I’m a problem-solver. I pride myself on my ability to dive into a situation and work toward a solution. I don’t really get emotional when I know there’s work to do. Sure, I get overwhelmed or tired. I get stressed. But I don’t usually get emotional. Teach for America promised me new experiences and they’ve really delivered.
Today, I’m mad. I’m furious. I’m sad. I’m combative. And i’m taking it out by aggressively hitting these keys as I try to spread some awareness.
I’ve worked in Title One schools before…but this was a whole new level. All my professional development in my district so far was inspiring. Of course I’d encountered staff who seemed to accept that some students just weren’t worth the time, effort, and patience that would be required to see them succeed.
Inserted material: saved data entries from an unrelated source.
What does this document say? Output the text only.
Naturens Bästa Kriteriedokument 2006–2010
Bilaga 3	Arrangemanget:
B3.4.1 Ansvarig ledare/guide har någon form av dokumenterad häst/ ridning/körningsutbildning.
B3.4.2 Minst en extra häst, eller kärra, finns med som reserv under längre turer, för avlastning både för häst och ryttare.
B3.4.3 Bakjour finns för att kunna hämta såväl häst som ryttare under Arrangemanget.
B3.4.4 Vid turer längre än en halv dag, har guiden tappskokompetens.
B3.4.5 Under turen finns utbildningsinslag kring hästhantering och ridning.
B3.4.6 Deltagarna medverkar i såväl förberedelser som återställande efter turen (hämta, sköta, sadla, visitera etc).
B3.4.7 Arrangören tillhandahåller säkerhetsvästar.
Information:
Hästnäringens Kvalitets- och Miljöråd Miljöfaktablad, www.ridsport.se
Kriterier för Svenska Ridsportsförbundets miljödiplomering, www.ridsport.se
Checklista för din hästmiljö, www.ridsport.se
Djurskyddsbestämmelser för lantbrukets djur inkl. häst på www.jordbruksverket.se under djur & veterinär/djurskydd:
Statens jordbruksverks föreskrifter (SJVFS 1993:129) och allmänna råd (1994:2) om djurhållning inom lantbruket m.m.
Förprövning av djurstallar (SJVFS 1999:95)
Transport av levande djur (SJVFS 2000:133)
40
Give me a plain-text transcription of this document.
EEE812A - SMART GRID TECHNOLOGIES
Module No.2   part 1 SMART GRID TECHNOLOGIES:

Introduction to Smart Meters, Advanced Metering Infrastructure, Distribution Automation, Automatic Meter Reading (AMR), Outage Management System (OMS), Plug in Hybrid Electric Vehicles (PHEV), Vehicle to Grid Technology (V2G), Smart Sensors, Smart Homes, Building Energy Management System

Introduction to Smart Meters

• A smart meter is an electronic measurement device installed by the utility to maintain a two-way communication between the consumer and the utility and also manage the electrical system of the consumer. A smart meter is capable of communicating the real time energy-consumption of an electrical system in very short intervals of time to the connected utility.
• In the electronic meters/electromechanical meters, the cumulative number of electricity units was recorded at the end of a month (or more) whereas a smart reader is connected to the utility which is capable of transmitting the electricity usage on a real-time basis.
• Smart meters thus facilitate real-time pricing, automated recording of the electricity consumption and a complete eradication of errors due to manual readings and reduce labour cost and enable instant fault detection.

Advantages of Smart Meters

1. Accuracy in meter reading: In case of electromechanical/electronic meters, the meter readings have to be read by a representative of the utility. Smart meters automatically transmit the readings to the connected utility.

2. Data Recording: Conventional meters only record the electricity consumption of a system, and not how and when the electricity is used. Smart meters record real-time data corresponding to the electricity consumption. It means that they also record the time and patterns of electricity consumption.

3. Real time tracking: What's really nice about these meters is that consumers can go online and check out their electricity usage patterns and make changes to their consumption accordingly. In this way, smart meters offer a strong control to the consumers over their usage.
Others seemed content to cast judgements and conclude that some students were “unteachable” Of course, I don’t agree. I get a little frustrated, but I plan to vent that in hard work and real change for my students. Of course many find that naive. Of course I was sure I’d prove them wrong. I never expected TFA to be easy. I relished the challenge. I had visions of inevitable breakthroughs i’d share with my students. And then reality happened. Today I excitedly joined 2 other TFA corps members to decorate and prepare our rooms. We found this:
That’s mold. On every desk. We wiped down one side of one desk (shown above). Our students are supposed to take pride in THIS? I understand that there are economic disadvantages in my district but why are we ordering new Ipads and not replacing the basics? What does a class set of laptops or a smart board in every room really mean if our kids aren’t in a clean and safe environment? What are the priorities of our educational system? How is my school working to change it? Are we? Can we? Can I? This is happening here, in our communities. Why are we tolerating it? And this is only a symbol. This is only day one.